Found on C_2 (3399 bp) along with rps4 (copy 1), trnM, trnH, trnF, trnC, rps13, trnM, 23S, and orf102. Both the 23S and rps4 gene clearly BLASTed to a mitochondrial genome. 


All the contaminating contigs were removed. 

## Final ptMAGs dataset

The final dataset consisted of 660 ptMAGs that were:
- non-redundant (less than 98% average nucleotide identity with other ptMAGs and our selected references)  
- checked for mitochondrial contamination  
- checked for chimeras (through single gene tree inference)  
- less than 15% redundant based on 44 core genes 

## References

Lang, B. F., Beck, N., Prince, S., Sarrasin, M., Rioux, P., & Burger, G. (2023). Mitochondrial genome annotation with MFannot: a critical analysis of gene identification and gene model prediction. Frontiers in Plant Science, 14.

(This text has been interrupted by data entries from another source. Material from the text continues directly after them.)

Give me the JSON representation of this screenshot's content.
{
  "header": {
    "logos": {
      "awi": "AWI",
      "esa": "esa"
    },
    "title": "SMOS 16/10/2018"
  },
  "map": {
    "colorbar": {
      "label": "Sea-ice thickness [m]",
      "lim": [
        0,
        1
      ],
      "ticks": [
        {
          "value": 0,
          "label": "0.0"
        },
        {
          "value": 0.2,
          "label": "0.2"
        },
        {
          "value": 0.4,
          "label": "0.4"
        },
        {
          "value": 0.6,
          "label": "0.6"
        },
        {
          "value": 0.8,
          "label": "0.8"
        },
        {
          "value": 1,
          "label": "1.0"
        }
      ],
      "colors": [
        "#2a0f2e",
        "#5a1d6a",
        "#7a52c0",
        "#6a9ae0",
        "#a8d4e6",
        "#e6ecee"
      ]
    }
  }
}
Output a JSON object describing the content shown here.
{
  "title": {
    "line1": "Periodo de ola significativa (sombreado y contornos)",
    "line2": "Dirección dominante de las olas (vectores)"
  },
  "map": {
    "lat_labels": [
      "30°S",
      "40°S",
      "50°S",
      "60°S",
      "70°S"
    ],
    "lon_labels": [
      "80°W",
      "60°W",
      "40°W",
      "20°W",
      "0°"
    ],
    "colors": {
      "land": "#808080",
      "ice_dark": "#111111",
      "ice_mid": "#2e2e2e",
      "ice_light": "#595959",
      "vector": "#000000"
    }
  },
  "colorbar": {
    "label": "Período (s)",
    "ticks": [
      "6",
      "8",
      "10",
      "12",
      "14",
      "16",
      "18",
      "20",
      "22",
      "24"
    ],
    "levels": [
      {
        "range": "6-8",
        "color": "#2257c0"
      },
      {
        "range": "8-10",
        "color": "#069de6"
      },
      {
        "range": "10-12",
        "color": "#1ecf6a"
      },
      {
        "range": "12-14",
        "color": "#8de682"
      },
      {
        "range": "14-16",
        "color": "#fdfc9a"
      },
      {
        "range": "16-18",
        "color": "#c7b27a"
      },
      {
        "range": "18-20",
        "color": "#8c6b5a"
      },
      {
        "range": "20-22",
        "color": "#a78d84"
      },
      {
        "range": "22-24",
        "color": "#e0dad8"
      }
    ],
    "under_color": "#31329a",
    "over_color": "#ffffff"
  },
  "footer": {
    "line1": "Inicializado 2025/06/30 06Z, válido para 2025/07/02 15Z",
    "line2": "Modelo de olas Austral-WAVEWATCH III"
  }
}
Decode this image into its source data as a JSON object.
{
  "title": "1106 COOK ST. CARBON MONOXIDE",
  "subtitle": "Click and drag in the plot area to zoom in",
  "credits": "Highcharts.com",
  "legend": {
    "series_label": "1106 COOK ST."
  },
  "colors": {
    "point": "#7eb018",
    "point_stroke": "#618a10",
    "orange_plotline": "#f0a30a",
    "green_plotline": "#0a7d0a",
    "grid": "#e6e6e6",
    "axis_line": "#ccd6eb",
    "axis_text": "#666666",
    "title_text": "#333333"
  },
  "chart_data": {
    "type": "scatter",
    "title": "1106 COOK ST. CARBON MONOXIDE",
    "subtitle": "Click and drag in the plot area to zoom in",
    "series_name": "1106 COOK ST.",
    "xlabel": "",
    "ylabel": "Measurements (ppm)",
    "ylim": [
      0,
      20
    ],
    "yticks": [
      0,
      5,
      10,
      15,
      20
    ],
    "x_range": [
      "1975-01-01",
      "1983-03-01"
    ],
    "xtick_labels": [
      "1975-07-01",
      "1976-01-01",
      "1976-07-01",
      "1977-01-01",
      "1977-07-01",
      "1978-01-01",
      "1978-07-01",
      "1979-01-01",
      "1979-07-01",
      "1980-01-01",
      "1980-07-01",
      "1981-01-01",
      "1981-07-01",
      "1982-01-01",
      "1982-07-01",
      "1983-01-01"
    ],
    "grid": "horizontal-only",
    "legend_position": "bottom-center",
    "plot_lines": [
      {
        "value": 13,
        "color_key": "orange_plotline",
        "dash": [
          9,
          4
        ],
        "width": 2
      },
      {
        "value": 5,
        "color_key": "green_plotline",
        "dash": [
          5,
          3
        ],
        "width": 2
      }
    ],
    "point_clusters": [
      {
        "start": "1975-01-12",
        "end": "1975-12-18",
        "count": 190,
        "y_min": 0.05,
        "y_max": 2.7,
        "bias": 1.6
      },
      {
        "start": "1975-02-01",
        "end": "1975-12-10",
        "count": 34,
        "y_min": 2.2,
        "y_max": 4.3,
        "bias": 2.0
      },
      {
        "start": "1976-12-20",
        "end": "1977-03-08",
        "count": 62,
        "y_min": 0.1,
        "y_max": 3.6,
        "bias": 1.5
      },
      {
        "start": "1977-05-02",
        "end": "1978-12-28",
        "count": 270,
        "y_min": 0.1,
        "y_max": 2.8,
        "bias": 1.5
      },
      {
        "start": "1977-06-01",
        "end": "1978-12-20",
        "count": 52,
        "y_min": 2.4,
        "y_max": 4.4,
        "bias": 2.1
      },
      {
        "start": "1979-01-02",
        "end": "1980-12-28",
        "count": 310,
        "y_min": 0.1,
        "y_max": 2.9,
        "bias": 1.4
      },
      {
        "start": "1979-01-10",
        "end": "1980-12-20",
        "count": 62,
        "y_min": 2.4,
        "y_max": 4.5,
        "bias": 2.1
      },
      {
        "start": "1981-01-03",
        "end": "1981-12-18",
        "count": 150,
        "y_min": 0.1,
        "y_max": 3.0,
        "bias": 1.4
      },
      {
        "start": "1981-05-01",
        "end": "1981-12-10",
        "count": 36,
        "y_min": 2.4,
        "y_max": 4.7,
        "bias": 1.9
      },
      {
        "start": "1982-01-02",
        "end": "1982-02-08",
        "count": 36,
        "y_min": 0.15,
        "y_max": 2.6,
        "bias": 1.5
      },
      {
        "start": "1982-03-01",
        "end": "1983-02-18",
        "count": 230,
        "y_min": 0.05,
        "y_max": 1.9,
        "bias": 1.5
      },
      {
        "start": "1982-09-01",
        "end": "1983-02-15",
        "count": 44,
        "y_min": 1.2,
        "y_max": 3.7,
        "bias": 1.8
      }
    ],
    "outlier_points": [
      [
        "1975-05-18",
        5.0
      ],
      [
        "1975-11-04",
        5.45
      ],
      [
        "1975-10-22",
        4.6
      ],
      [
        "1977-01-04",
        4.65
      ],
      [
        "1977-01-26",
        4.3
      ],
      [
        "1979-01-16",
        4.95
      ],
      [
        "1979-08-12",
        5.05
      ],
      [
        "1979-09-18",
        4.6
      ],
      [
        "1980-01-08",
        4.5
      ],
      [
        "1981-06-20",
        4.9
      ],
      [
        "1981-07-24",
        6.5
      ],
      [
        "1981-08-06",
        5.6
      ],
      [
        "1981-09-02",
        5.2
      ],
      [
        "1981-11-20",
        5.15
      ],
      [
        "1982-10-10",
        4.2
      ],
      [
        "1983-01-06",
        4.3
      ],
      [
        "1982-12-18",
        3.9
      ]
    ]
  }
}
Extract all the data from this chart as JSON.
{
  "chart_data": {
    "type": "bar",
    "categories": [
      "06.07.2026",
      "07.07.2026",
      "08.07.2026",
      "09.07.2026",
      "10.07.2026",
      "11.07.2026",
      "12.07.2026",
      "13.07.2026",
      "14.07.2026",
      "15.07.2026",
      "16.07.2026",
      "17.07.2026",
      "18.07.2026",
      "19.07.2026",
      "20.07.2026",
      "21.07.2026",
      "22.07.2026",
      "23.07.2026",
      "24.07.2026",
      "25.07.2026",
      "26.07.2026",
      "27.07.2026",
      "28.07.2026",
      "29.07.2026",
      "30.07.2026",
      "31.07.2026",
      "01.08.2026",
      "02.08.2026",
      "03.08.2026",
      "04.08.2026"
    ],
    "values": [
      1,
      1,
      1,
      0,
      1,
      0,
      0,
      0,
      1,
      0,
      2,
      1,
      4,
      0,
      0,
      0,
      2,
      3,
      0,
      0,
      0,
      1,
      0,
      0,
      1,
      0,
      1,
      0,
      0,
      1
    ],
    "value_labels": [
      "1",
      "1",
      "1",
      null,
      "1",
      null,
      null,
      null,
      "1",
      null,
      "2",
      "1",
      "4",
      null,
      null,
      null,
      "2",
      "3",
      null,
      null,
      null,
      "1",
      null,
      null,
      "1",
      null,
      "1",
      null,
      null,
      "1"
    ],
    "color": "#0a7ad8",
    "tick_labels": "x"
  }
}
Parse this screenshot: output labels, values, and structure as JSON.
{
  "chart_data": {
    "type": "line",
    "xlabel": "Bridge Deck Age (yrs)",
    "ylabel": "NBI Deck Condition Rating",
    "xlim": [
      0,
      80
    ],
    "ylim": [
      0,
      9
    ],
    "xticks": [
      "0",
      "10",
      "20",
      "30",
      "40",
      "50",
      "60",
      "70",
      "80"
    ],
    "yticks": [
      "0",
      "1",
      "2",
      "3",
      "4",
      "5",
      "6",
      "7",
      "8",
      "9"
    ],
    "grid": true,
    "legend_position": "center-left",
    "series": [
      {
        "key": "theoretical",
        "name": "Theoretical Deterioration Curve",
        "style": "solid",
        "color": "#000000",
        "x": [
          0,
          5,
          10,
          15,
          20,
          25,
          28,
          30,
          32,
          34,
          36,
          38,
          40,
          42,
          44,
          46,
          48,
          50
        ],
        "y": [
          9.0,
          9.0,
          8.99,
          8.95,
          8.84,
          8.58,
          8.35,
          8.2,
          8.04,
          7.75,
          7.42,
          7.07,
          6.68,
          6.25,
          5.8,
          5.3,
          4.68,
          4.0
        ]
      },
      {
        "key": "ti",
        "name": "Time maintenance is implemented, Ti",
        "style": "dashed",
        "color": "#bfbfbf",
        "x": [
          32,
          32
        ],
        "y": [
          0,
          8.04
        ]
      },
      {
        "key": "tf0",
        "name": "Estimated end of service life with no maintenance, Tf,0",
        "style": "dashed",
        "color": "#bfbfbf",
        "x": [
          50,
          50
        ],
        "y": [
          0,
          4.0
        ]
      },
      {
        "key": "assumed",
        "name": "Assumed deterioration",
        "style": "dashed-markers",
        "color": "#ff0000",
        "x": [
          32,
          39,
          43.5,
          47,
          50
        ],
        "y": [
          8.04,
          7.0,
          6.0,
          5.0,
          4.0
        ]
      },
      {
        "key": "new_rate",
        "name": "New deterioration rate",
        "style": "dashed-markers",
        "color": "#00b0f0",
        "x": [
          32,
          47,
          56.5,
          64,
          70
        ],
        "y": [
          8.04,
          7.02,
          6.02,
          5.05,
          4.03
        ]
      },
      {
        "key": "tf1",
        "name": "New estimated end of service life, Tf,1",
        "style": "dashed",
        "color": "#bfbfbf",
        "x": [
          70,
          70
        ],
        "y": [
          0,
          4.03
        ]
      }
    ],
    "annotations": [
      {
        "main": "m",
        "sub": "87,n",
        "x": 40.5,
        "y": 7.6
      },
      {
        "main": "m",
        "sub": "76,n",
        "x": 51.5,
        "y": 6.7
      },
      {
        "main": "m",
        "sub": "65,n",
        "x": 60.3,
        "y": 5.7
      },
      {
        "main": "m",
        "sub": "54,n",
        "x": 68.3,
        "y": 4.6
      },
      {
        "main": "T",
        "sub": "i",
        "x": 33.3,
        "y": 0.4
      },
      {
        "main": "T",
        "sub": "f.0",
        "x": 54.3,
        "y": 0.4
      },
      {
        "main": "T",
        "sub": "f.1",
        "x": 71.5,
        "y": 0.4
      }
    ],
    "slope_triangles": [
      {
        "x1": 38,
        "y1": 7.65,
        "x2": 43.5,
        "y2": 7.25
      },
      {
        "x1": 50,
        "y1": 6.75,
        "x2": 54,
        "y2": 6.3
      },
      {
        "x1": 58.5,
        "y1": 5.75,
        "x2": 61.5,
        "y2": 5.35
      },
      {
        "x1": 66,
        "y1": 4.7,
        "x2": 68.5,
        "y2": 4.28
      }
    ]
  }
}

Beck, N., Lang, B. F. (2010) MFannot, organelle genome annotation websever. Available at: https://github.com/BFL-lab/Mfannot.

asn2gb tool from NCBI. Available at: https://ftp.ncbi.nlm.nih.gov/asn1-converters/by_program/asn2gb/ 

Butenko, A., Luke≈°, J., Speijer, D., & Wideman, J. G. (2024). Mitochondrial genomes revisited: why do different lineages retain different genes?. BMC biology, 22(1), 15.